Researchers have recently discovered that a fatty acid found in milk may lower your risk for developing diabetes. A 2010 study suggested individuals with higher levels of this fatty acid had a significantly lower likelihood of type 2 diabetes.


When following a low-carb or keto diet, it’s essential to be mindful of the oils you choose. They may contain excess fat which isn’t beneficial for diabetics.

The primary culprit is polyunsaturated fats found in many vegetable/seed oils. When exposed to heat or light, these fats can break down into hazardous compounds.

That is why most followers of the keto diet avoid soybean, corn and canola oil as well as lard and ghee. Instead, they opt for extra virgin olive oil, avocado oil and refined coconut oil.


When following the keto diet, it’s essential to steer clear of meat. Meat contains a significant amount of fat which isn’t beneficial for diabetics.

Meat comes in many varieties, such as beef, lamb, pork and chicken. Meat tends to be high in protein but may also be high in fat.

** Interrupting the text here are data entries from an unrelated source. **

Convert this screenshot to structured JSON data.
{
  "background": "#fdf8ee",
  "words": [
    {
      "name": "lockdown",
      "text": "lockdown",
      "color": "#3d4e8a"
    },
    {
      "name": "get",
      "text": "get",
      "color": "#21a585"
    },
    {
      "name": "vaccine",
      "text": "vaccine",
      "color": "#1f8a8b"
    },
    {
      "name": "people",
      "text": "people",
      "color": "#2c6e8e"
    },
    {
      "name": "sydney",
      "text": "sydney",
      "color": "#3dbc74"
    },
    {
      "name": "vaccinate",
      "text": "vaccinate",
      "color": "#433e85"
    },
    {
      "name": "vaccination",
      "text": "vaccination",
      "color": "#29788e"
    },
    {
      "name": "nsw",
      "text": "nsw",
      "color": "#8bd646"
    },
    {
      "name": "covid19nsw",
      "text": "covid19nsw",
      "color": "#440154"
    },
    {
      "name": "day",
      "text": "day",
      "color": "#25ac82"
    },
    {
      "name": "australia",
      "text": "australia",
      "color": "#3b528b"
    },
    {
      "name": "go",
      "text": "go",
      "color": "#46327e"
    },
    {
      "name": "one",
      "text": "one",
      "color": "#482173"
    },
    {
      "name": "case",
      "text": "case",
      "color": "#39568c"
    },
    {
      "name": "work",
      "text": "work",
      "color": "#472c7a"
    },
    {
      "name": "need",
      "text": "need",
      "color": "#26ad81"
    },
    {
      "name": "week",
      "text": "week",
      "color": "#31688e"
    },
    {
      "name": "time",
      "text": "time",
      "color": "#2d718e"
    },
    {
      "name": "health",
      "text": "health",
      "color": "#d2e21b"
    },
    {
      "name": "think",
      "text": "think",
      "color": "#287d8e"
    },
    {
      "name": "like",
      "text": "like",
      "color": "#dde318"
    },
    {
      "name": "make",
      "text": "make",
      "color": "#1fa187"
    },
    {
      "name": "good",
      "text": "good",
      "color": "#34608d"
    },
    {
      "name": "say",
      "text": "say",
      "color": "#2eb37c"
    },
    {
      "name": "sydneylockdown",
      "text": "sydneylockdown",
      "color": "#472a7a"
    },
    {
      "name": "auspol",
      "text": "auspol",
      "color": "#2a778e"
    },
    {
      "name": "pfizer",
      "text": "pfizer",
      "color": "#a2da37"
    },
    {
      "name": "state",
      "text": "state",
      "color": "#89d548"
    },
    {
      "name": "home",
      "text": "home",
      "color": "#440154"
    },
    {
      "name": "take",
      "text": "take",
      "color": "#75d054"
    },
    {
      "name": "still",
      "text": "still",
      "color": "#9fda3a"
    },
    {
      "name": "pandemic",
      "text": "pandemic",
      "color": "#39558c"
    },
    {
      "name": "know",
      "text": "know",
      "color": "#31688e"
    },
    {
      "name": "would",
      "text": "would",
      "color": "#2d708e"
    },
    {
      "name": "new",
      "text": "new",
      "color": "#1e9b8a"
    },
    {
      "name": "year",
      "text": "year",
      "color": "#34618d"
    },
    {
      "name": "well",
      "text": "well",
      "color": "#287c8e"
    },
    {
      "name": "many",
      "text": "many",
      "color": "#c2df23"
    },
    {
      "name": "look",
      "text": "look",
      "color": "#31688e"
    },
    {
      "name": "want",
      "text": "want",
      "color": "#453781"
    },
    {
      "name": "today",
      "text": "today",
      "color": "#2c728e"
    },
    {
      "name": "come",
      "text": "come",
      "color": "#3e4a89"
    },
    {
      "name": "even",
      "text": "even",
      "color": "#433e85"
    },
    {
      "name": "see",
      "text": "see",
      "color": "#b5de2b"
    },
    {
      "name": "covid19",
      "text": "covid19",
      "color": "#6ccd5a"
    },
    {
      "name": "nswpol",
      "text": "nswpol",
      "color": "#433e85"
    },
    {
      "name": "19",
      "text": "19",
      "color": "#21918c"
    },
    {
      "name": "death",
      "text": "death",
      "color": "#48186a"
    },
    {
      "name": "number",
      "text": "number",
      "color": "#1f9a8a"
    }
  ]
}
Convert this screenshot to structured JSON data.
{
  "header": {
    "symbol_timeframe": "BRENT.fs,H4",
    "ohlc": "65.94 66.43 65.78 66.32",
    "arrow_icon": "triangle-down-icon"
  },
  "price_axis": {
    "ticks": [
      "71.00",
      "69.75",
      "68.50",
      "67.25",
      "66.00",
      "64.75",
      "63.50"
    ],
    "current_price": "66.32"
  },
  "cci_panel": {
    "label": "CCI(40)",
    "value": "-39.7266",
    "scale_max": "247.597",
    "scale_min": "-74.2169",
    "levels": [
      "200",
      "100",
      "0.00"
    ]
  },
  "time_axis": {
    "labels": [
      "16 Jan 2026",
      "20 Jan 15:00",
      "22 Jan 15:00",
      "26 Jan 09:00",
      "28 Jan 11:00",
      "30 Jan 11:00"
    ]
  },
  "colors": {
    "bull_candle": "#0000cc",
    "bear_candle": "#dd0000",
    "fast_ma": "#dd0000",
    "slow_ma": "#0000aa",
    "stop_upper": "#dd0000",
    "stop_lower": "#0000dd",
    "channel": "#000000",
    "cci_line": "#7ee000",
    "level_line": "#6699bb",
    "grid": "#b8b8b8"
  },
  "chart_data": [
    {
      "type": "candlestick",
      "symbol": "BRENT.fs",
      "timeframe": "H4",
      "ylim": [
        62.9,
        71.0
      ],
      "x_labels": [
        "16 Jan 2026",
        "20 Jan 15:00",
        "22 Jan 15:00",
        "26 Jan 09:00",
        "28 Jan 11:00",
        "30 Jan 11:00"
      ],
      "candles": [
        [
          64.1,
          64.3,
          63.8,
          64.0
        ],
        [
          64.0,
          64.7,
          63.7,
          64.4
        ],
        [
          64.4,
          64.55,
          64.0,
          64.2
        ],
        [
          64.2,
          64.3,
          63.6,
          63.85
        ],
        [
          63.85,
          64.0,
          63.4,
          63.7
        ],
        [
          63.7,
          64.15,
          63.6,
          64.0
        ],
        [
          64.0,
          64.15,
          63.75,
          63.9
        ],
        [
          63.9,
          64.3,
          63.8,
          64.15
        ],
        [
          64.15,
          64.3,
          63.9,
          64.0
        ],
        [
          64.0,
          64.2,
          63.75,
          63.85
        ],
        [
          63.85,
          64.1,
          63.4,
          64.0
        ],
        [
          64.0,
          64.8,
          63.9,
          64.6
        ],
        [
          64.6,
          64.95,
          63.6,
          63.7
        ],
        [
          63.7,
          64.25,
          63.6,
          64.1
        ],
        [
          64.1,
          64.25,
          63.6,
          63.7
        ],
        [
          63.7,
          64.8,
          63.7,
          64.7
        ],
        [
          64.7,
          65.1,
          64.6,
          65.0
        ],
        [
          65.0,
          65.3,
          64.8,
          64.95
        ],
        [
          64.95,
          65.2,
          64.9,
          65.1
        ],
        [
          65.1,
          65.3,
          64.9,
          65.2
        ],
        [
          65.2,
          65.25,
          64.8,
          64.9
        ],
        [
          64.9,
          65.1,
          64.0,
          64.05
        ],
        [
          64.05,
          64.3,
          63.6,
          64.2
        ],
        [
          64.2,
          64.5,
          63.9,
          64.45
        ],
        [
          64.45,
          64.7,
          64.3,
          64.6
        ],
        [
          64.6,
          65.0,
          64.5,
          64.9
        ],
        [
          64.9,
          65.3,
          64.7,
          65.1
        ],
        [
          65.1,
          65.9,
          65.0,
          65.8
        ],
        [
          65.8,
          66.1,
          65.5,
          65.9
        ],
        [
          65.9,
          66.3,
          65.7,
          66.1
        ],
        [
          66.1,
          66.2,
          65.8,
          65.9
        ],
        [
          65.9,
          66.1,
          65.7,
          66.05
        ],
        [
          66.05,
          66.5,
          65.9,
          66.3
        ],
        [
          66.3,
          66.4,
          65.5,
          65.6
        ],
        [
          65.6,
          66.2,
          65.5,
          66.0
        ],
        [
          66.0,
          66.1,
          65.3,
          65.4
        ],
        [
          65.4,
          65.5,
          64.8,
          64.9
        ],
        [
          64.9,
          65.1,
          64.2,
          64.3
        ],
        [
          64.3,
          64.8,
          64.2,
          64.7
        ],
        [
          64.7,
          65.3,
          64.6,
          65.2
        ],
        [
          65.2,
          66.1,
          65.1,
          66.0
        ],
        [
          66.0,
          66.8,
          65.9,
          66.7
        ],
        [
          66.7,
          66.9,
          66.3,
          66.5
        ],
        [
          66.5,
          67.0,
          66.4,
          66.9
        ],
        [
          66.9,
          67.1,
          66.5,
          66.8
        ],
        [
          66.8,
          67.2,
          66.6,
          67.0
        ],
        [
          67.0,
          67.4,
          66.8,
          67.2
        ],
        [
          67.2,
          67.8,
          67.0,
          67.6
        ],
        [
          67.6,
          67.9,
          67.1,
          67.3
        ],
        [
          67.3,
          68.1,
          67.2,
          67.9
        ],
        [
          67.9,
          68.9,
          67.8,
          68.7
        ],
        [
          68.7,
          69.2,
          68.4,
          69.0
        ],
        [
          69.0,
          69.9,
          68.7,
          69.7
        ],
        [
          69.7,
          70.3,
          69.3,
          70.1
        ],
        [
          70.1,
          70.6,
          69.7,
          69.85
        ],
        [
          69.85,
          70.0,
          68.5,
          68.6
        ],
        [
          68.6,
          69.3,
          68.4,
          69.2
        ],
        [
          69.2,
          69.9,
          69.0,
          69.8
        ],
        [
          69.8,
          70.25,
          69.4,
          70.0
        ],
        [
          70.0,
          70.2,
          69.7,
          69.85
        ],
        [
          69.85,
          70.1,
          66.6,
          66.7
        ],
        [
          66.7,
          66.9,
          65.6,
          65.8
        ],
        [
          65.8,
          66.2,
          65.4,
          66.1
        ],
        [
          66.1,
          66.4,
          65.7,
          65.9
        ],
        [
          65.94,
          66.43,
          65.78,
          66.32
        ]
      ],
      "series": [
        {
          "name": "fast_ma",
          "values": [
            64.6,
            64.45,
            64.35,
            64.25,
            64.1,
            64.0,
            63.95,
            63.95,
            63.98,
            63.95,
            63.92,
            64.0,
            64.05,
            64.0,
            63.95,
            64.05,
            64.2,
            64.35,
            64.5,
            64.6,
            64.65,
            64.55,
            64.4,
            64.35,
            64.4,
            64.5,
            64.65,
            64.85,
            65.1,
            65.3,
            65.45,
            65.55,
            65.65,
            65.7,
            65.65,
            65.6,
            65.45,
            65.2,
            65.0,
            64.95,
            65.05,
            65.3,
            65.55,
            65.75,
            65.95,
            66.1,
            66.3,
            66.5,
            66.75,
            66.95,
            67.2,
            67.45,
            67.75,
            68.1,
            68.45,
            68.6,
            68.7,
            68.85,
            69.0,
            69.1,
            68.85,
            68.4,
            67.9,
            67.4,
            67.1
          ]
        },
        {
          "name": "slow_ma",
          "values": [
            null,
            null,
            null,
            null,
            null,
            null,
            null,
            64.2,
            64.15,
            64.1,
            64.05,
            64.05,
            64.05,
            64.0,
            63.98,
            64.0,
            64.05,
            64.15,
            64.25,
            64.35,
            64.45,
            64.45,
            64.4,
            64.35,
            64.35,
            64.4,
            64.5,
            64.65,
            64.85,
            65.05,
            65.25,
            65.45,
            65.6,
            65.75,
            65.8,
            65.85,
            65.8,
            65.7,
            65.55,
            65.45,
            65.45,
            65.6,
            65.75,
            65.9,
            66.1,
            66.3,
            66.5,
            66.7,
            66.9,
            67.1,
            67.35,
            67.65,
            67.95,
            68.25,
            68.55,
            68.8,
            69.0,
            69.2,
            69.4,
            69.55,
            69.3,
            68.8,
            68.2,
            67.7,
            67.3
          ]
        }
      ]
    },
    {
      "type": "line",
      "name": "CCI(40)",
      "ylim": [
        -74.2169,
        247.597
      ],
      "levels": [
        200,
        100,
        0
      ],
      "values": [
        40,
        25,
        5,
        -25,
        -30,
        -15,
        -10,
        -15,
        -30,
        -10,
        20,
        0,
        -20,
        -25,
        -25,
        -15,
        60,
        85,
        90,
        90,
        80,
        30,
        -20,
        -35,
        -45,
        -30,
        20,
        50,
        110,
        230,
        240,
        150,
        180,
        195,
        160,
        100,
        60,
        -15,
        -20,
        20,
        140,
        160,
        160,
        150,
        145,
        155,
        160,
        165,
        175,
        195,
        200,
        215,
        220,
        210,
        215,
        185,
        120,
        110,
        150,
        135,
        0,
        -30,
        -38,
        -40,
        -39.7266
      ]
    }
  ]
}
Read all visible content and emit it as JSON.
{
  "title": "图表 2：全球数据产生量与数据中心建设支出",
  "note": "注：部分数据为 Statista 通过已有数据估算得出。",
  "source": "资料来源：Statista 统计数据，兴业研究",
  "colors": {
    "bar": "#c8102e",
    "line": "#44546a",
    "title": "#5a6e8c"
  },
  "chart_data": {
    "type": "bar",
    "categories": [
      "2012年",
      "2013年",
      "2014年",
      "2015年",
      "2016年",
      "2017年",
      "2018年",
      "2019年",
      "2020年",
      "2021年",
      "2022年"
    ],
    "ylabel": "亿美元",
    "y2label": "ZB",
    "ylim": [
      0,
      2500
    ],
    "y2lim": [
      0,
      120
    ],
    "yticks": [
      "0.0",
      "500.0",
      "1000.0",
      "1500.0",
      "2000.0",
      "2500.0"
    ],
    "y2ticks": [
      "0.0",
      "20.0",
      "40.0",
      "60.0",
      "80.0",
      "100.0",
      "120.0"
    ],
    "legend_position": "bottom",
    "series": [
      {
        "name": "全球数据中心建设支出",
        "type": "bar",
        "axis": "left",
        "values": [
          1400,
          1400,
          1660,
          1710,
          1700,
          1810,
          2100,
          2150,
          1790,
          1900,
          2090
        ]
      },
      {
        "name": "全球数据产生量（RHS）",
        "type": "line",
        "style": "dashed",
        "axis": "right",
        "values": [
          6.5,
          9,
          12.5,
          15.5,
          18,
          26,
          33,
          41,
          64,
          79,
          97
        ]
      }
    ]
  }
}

Contrary to popular belief, meat can still be an integral part of a nutritious diet. Meat provides protein as well as essential vitamins and minerals like iron, zinc, niacin.


Vegetables are nutritious, low-carbohydrate plant foods that boast plenty of vitamins, minerals and fiber. Plus, they contain potassium which may help lower blood pressure.

Vegetarians are an integral part of a nutritious diet, and should be eaten in various forms. Selecting different varieties and colors of produce will guarantee that your body gets the full range of essential nutrients it requires.

Vegetables come in a range of shapes and sizes, such as leafy greens, fruits, and seeds. All are packed full of essential vitamins, minerals, and antioxidants.